El problema es complejo, acuciante y global. Y en esto, la TV funciona como una vidriera amplificada del descalabro alimenticio en el que vivimos. Y si no, fijate lo que ha escrito el sociólogo Claude Fischler en su libro “El (h)omnívoro”, que lleva por subtítulo “El gusto la cocina y el cuerpo”. Investigador del Centre Nacional de la Recherche Scientifique, en Francia, escribe: “En el mundo desarrollado, un guirigay dietético se ha instalado prácticamente de manera constante: el Estado, el movimiento de los consumidores, los médicos de diversas especialidades, los industriales, la publicidad, los medios contribuyen a ello permanentemente, de manera más o menos confusa y contradictoria para el comensal.
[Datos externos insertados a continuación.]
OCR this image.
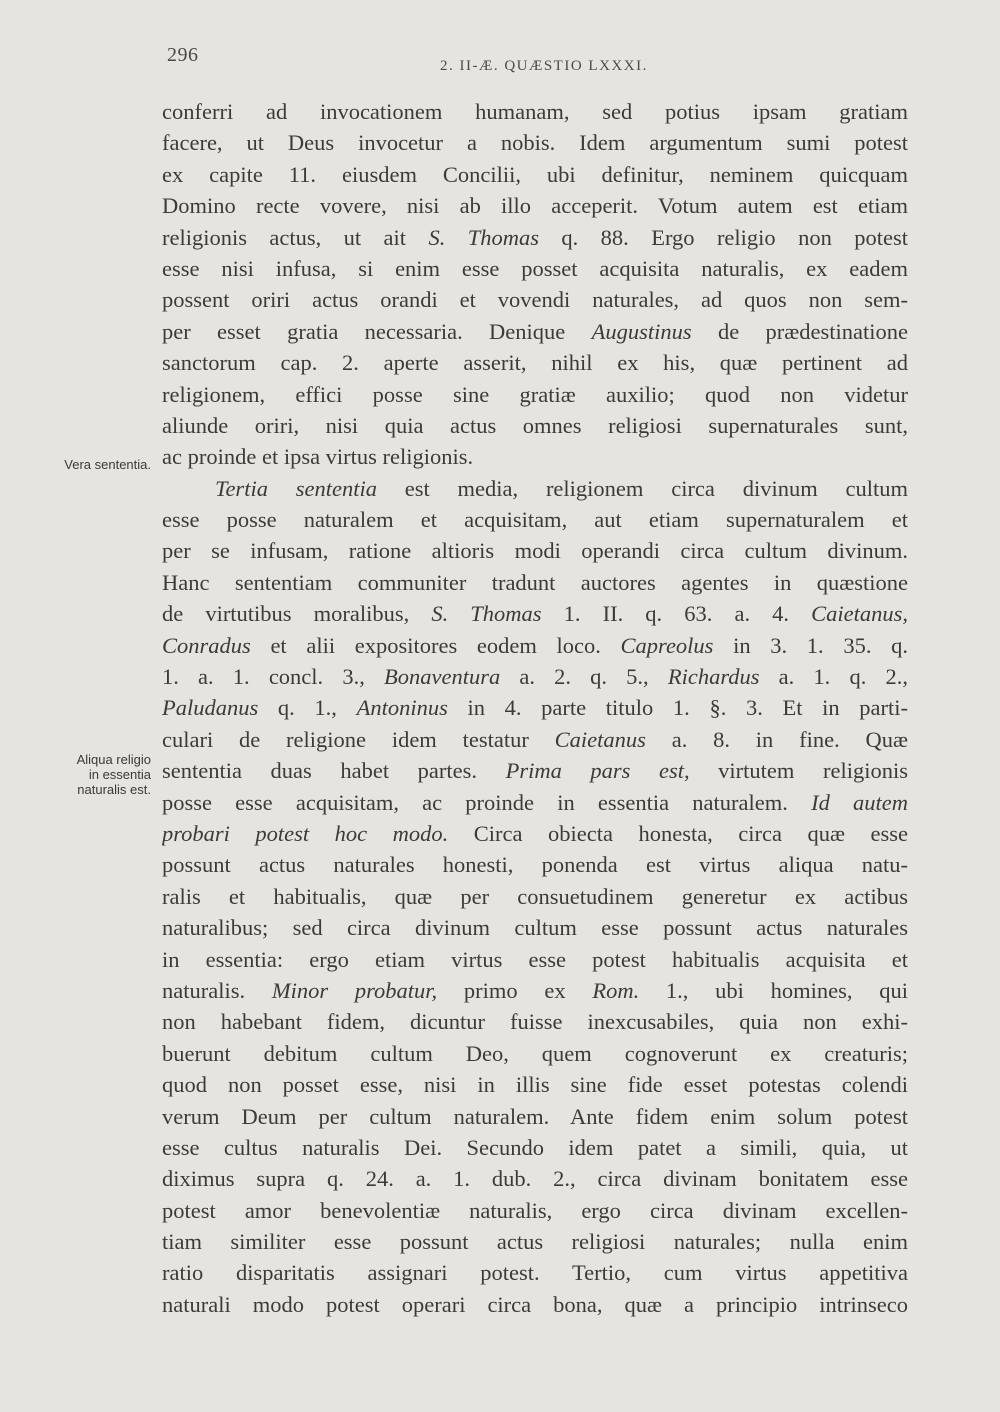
296	2. II-Æ. QUÆSTIO LXXXI.
Vera sententia.
Aliqua religio
in essentia
naturalis est.
conferri ad invocationem humanam, sed potius ipsam gratiam
facere, ut Deus invocetur a nobis. Idem argumentum sumi potest
ex capite 11. eiusdem Concilii, ubi definitur, neminem quicquam
Domino recte vovere, nisi ab illo acceperit. Votum autem est etiam
religionis actus, ut ait S. Thomas q. 88. Ergo religio non potest
esse nisi infusa, si enim esse posset acquisita naturalis, ex eadem
possent oriri actus orandi et vovendi naturales, ad quos non sem-
per esset gratia necessaria. Denique Augustinus de prædestinatione
sanctorum cap. 2. aperte asserit, nihil ex his, quæ pertinent ad
religionem, effici posse sine gratiæ auxilio; quod non videtur
aliunde oriri, nisi quia actus omnes religiosi supernaturales sunt,
ac proinde et ipsa virtus religionis.
Tertia sententia est media, religionem circa divinum cultum
esse posse naturalem et acquisitam, aut etiam supernaturalem et
per se infusam, ratione altioris modi operandi circa cultum divinum.
Hanc sententiam communiter tradunt auctores agentes in quæstione
de virtutibus moralibus, S. Thomas 1. II. q. 63. a. 4. Caietanus,
Conradus et alii expositores eodem loco. Capreolus in 3. 1. 35. q.
1. a. 1. concl. 3., Bonaventura a. 2. q. 5., Richardus a. 1. q. 2.,
Paludanus q. 1., Antoninus in 4. parte titulo 1. §. 3. Et in parti-
culari de religione idem testatur Caietanus a. 8. in fine. Quæ
sententia duas habet partes. Prima pars est, virtutem religionis
posse esse acquisitam, ac proinde in essentia naturalem. Id autem
probari potest hoc modo. Circa obiecta honesta, circa quæ esse
possunt actus naturales honesti, ponenda est virtus aliqua natu-
ralis et habitualis, quæ per consuetudinem generetur ex actibus
naturalibus; sed circa divinum cultum esse possunt actus naturales
in essentia: ergo etiam virtus esse potest habitualis acquisita et
naturalis. Minor probatur, primo ex Rom. 1., ubi homines, qui
non habebant fidem, dicuntur fuisse inexcusabiles, quia non exhi-
buerunt debitum cultum Deo, quem cognoverunt ex creaturis;
quod non posset esse, nisi in illis sine fide esset potestas colendi
verum Deum per cultum naturalem. Ante fidem enim solum potest
esse cultus naturalis Dei. Secundo idem patet a simili, quia, ut
diximus supra q. 24. a. 1. dub. 2., circa divinam bonitatem esse
potest amor benevolentiæ naturalis, ergo circa divinam excellen-
tiam similiter esse possunt actus religiosi naturales; nulla enim
ratio disparitatis assignari potest. Tertio, cum virtus appetitiva
naturali modo potest operari circa bona, quæ a principio intrinseco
Ese guirigay dietético se funda en una verdadera y planetaria cacofonía alimenticia: los discursos dietéticos culinarios y gastronómicos, los libros de regímenes con los libros de recetas, los manuales de nutrición con las guías astronómicas. Por todas partes crecen la prescripción y la prohibición, los modelos de consumo y las advertencias: en esta cacofonía, el comensal desorientado, en busca de criterios de elección, logra sobre todo nutrir su incertidumbre”.
¿Qué nos ofrece la tele a los comensales desorientados de los que habla Fischler? De todo un poco. La médica nutricionista Mónica Katz bregando contra el sedentarismo y los atracones en “La vida es bella”, por Canal 9. Una ristra de magazines donde los cocineros, esos nuevos inquilinos del starsystem, nos invitan a preparar algunos platos sanos y otros que están para comérselos con los ojos pero que constituyen verdaderos misiles calóricos. Muchas publicidades que nos seducen con manjares irresistibles de los que no podés probar más de una cucharada si no querés pegar un salto en alto en la balanza; otros avisos que nos venden puro colesterol en un packaging fashion; un bombardeo de productos de venta directa que nos incitan a reducir centímetros con pócimas mágicas o aparatos milagrosos. Clases de gimnasia y de repostería; exhibiciones de vida sana y despliegue de placeres gourmet; proliferación de cuerpos esculpidos a golpes de bisturí y fotoshop, y chicas que, encandiladas por esas contexturas irreales, buscan el modo de vivir del aire y encuentran la manera de morir anoréxicas.
En la misma pantalla, aparecen los ciclos que sin proponérselo, nos impulsan a cuidar la figura. Por caso, “Bailando por un sueño”: no me digas que, en 2006, al ver cómo les cambiaba el cuerpo a Carmen Barbieri y a María Valenzuela_ dos mujeres que no tienen la edad ni la anatomía de las modelos_, gracias al entrenamiento para el concurso de “Showmatch” no te daban ganas de ponerte a mover el esqueleto…
Así las cosas, aceptemos que la tele no engorda ni adelgaza. Quienes engordamos y adelgazamos somos nosotros en función del plan de vida que elegimos llevar. Propongo que tomemos de la tele lo que nos sirve: los consejos de los profesionales de la nutrición quienes, cual voceros de Aristóles, aconsejan comer de todo pero respetando el principio del justo medio. En un arranque cinéfilo, tendrás ganas de contestarme con el título de un reciente film argentino: ¿Quién dice que es fácil? Tenés toda la razón: es dificilísimo. Pero sabemos que lo que cuesta vale. Hagamos el intento. Y como dice la propia tele, ante cualquier duda, consulte a su médico.